No compensation is payable under this Act in respect of an injury that is a psychological injury if the injury was wholly or predominantly caused by reasonable action taken or proposed to be taken by or on behalf of the employer with respect to transfer, demotion, promotion, performance appraisal, discipline, retrenchment or dismissal of workers or provision of employment benefits to workers.

The delegate of the Registrar found that s 11A did not apply. The referral was not concerned with the provision of employment benefits, and was otherwise not reasonable.

  1. The statutory criteria applied under the Worker's Compensation Act 1997 are different to that under the PPIP Act. Here the issue I have to decide is whether the information in issue is information or an opinion about an individual's suitability for appointment or employment as a public sector official.

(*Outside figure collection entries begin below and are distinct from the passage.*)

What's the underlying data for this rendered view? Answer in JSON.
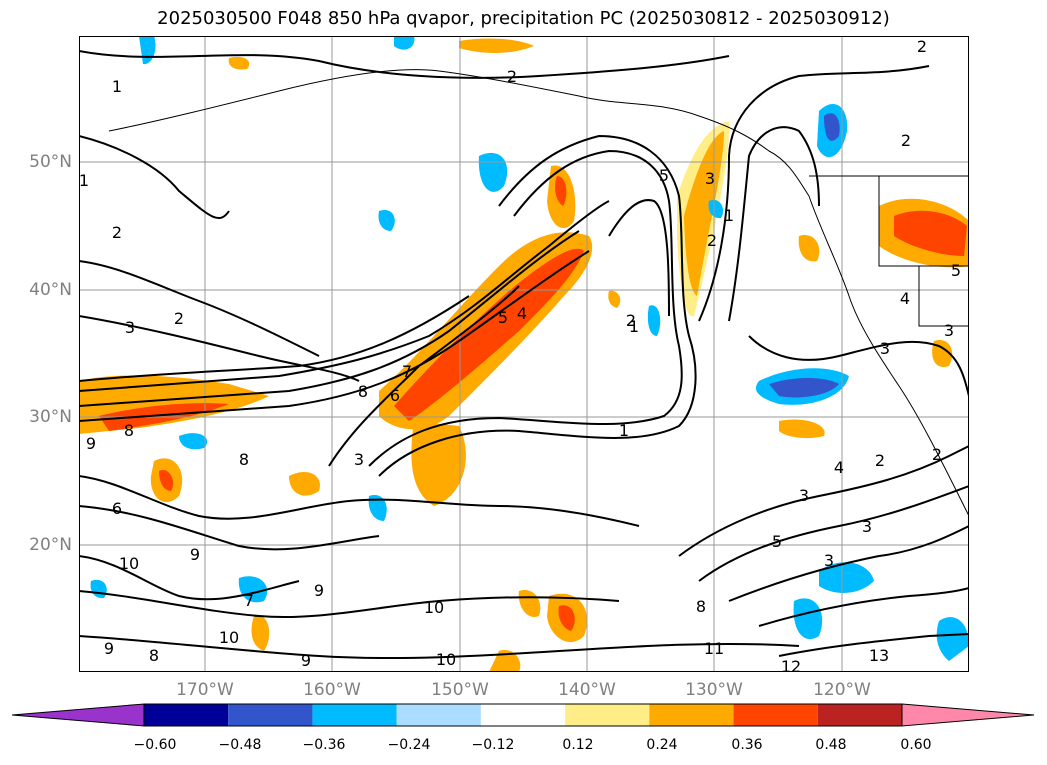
{
  "title": "2025030500 F048 850 hPa qvapor, precipitation PC (2025030812 - 2025030912)",
  "lat_labels": [
    "50°N",
    "40°N",
    "30°N",
    "20°N"
  ],
  "lon_labels": [
    "170°W",
    "160°W",
    "150°W",
    "140°W",
    "130°W",
    "120°W"
  ],
  "colorbar": {
    "colors": [
      "#9933cc",
      "#000099",
      "#3355cc",
      "#00bbff",
      "#aaddff",
      "#ffffff",
      "#ffee88",
      "#ffaa00",
      "#ff4400",
      "#bb2222",
      "#ff88aa"
    ],
    "labels": [
      "−0.60",
      "−0.48",
      "−0.36",
      "−0.24",
      "−0.12",
      "0.12",
      "0.24",
      "0.36",
      "0.48",
      "0.60"
    ]
  },
  "contour_labels": [
    "1",
    "2",
    "2",
    "3",
    "2",
    "5",
    "4",
    "7",
    "8",
    "6",
    "8",
    "9",
    "8",
    "3",
    "5",
    "1",
    "1",
    "6",
    "9",
    "10",
    "9",
    "10",
    "7",
    "9",
    "9",
    "8",
    "10",
    "8",
    "11",
    "12",
    "13",
    "10",
    "5",
    "3",
    "4",
    "2",
    "3",
    "3",
    "2",
    "3",
    "4",
    "3",
    "1",
    "2",
    "2",
    "5",
    "3",
    "2",
    "1",
    "2"
  ],
  "colors": {
    "positive_dark": "#ff4400",
    "positive_mid": "#ffaa00",
    "positive_light": "#ffee88",
    "negative_mid": "#00bbff",
    "negative_dark": "#3355cc",
    "negative_light": "#aaddff",
    "grid": "#999999"
  }
}
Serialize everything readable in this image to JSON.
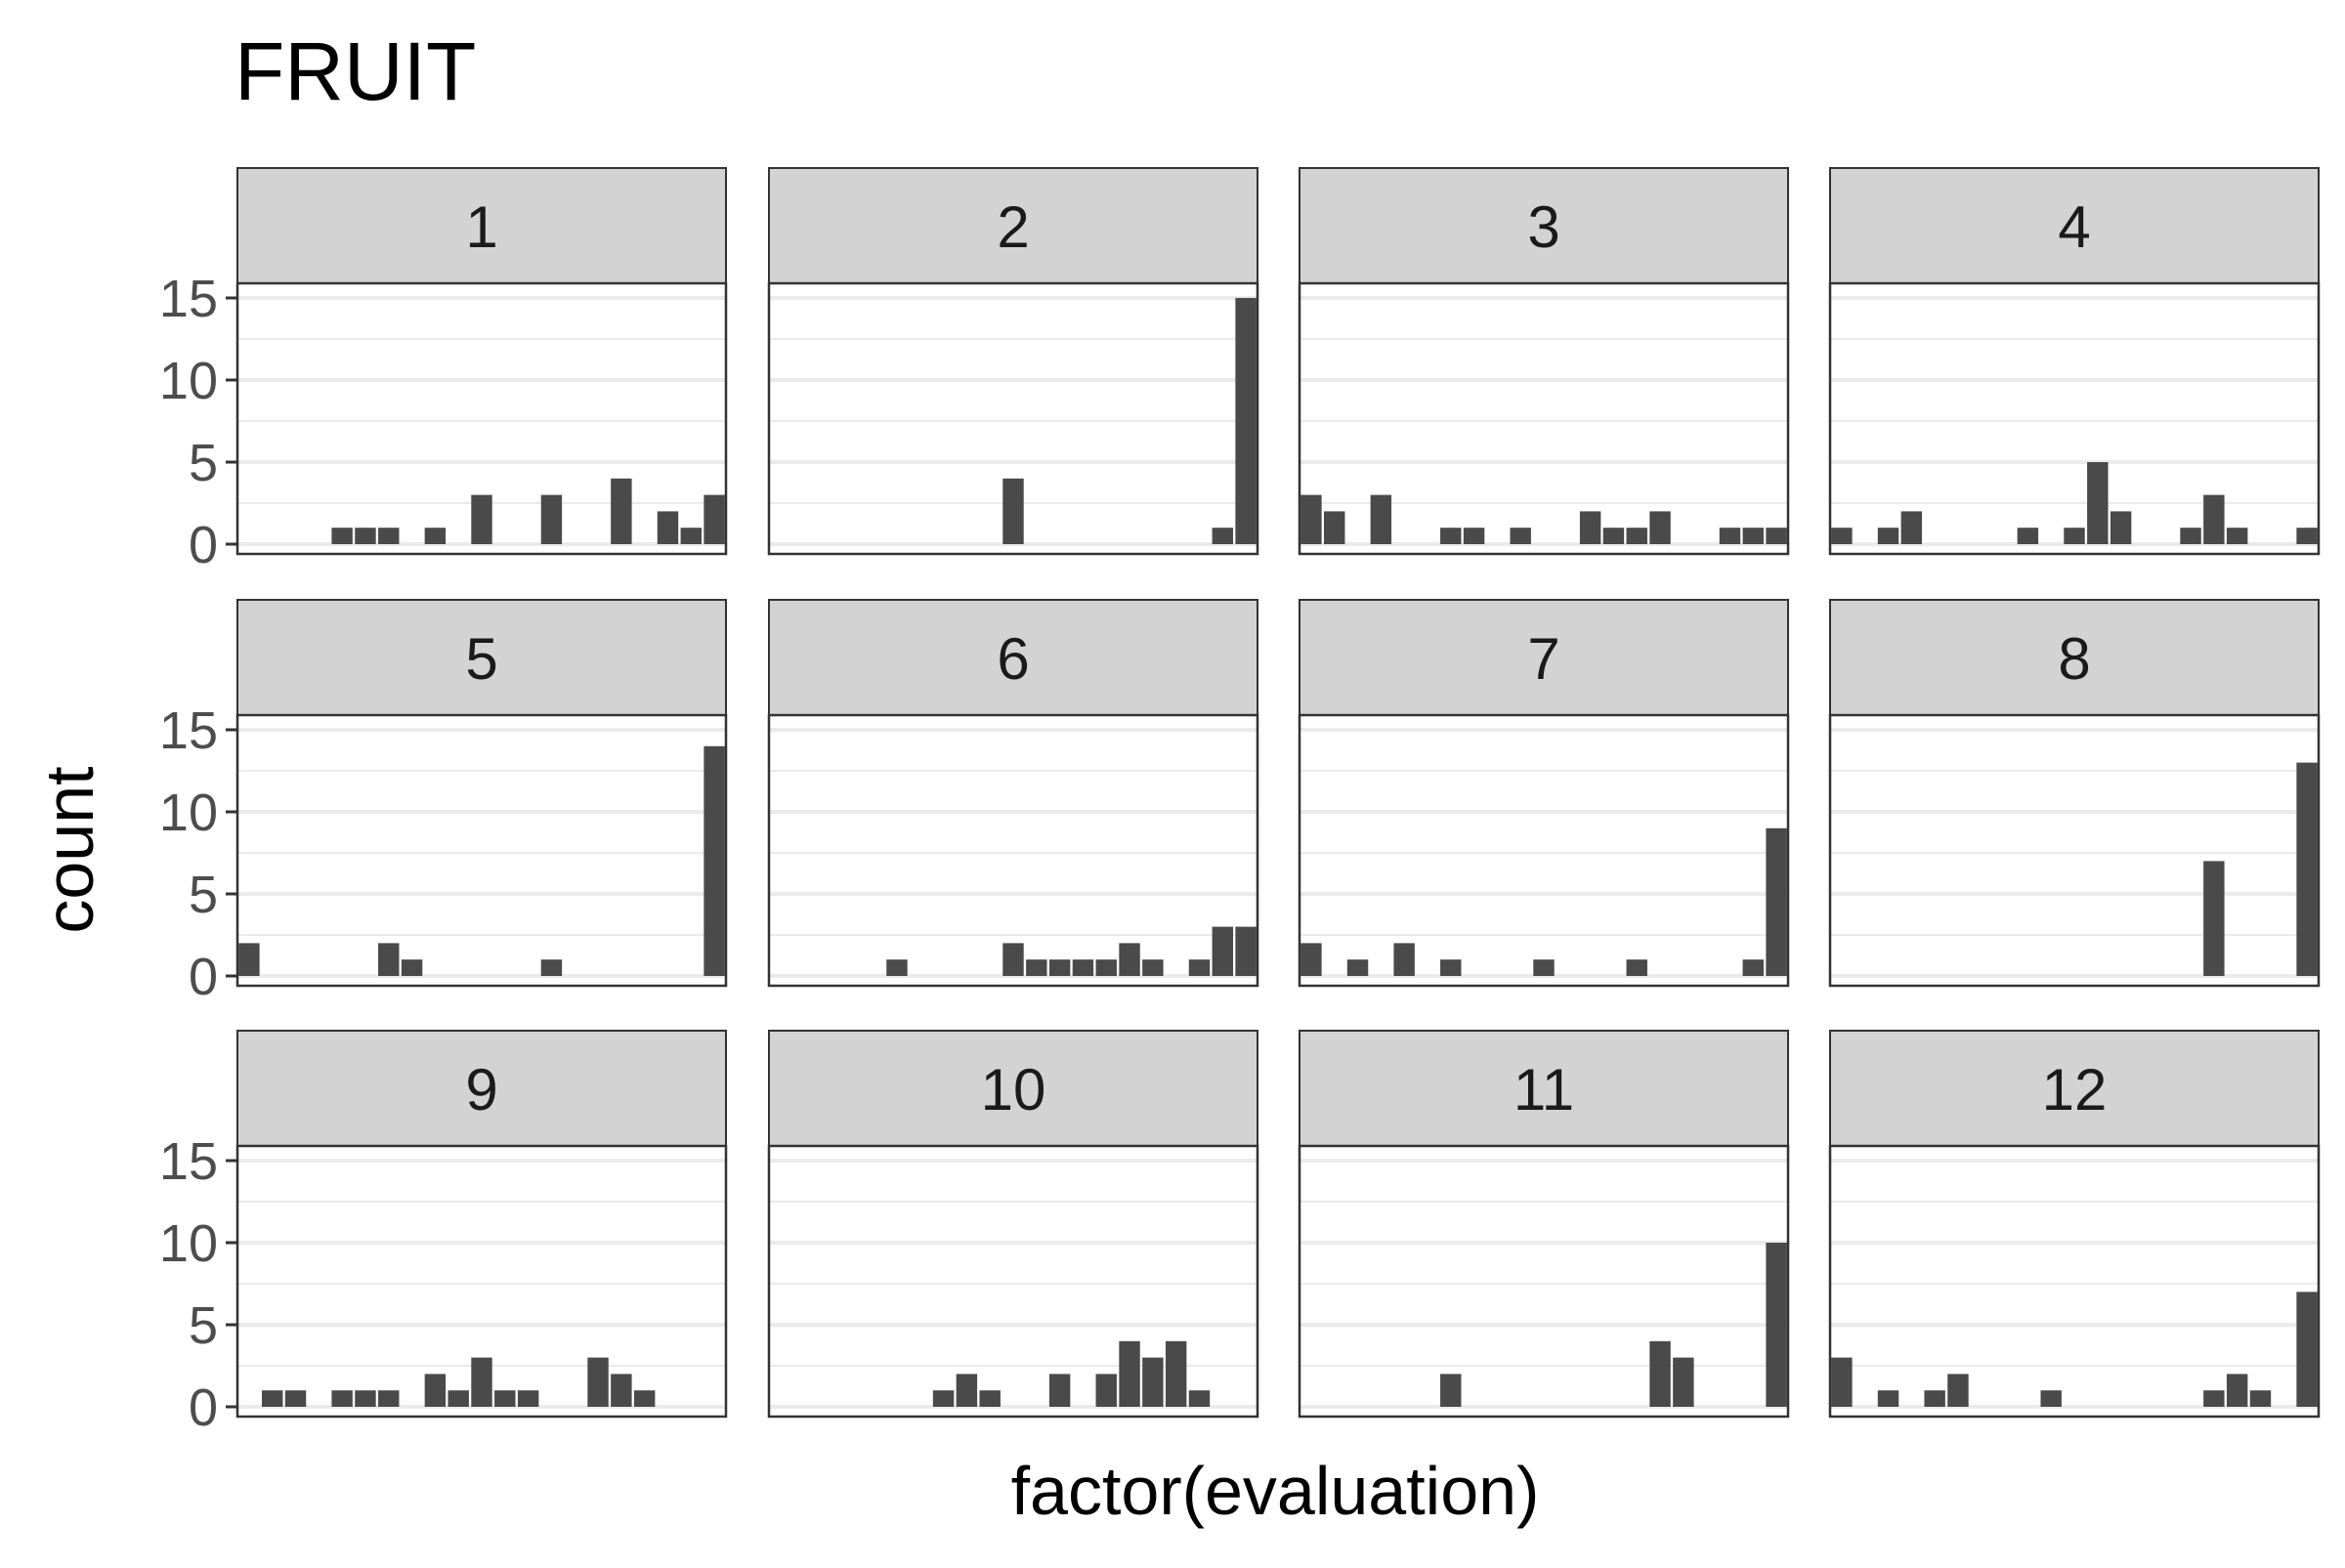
{
  "chart_data": {
    "type": "bar",
    "title": "FRUIT",
    "xlabel": "factor(evaluation)",
    "ylabel": "count",
    "ylim": [
      0,
      15
    ],
    "yticks": [
      0,
      5,
      10,
      15
    ],
    "grid": true,
    "n_categories": 21,
    "facet_rows": 3,
    "facet_cols": 4,
    "bar_color": "#4a4a4a",
    "strip_color": "#d3d3d3",
    "gridline_color": "#ebebeb",
    "facets": [
      {
        "label": "1",
        "values": [
          0,
          0,
          0,
          0,
          1,
          1,
          1,
          0,
          1,
          0,
          3,
          0,
          0,
          3,
          0,
          0,
          4,
          0,
          2,
          1,
          3
        ]
      },
      {
        "label": "2",
        "values": [
          0,
          0,
          0,
          0,
          0,
          0,
          0,
          0,
          0,
          0,
          4,
          0,
          0,
          0,
          0,
          0,
          0,
          0,
          0,
          1,
          15
        ]
      },
      {
        "label": "3",
        "values": [
          3,
          2,
          0,
          3,
          0,
          0,
          1,
          1,
          0,
          1,
          0,
          0,
          2,
          1,
          1,
          2,
          0,
          0,
          1,
          1,
          1
        ]
      },
      {
        "label": "4",
        "values": [
          1,
          0,
          1,
          2,
          0,
          0,
          0,
          0,
          1,
          0,
          1,
          5,
          2,
          0,
          0,
          1,
          3,
          1,
          0,
          0,
          1
        ]
      },
      {
        "label": "5",
        "values": [
          2,
          0,
          0,
          0,
          0,
          0,
          2,
          1,
          0,
          0,
          0,
          0,
          0,
          1,
          0,
          0,
          0,
          0,
          0,
          0,
          14
        ]
      },
      {
        "label": "6",
        "values": [
          0,
          0,
          0,
          0,
          0,
          1,
          0,
          0,
          0,
          0,
          2,
          1,
          1,
          1,
          1,
          2,
          1,
          0,
          1,
          3,
          3
        ]
      },
      {
        "label": "7",
        "values": [
          2,
          0,
          1,
          0,
          2,
          0,
          1,
          0,
          0,
          0,
          1,
          0,
          0,
          0,
          1,
          0,
          0,
          0,
          0,
          1,
          9
        ]
      },
      {
        "label": "8",
        "values": [
          0,
          0,
          0,
          0,
          0,
          0,
          0,
          0,
          0,
          0,
          0,
          0,
          0,
          0,
          0,
          0,
          7,
          0,
          0,
          0,
          13
        ]
      },
      {
        "label": "9",
        "values": [
          0,
          1,
          1,
          0,
          1,
          1,
          1,
          0,
          2,
          1,
          3,
          1,
          1,
          0,
          0,
          3,
          2,
          1,
          0,
          0,
          0
        ]
      },
      {
        "label": "10",
        "values": [
          0,
          0,
          0,
          0,
          0,
          0,
          0,
          1,
          2,
          1,
          0,
          0,
          2,
          0,
          2,
          4,
          3,
          4,
          1,
          0,
          0
        ]
      },
      {
        "label": "11",
        "values": [
          0,
          0,
          0,
          0,
          0,
          0,
          2,
          0,
          0,
          0,
          0,
          0,
          0,
          0,
          0,
          4,
          3,
          0,
          0,
          0,
          10
        ]
      },
      {
        "label": "12",
        "values": [
          3,
          0,
          1,
          0,
          1,
          2,
          0,
          0,
          0,
          1,
          0,
          0,
          0,
          0,
          0,
          0,
          1,
          2,
          1,
          0,
          7
        ]
      }
    ]
  }
}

  1. As a consequence of all the above, I am satisfied that the information in issue is not personal information within the meaning of the PPIP Act. It is information or opinion about ACO's suitability for appointment or employment as a public sector official (teacher). It is therefore excluded from the definition of personal information in the PPIP Act by s 4(3)(j).

  1. It follows that the Tribunal has no jurisdiction to review the agency's conduct with respect to that information. As a consequence the application is dismissed.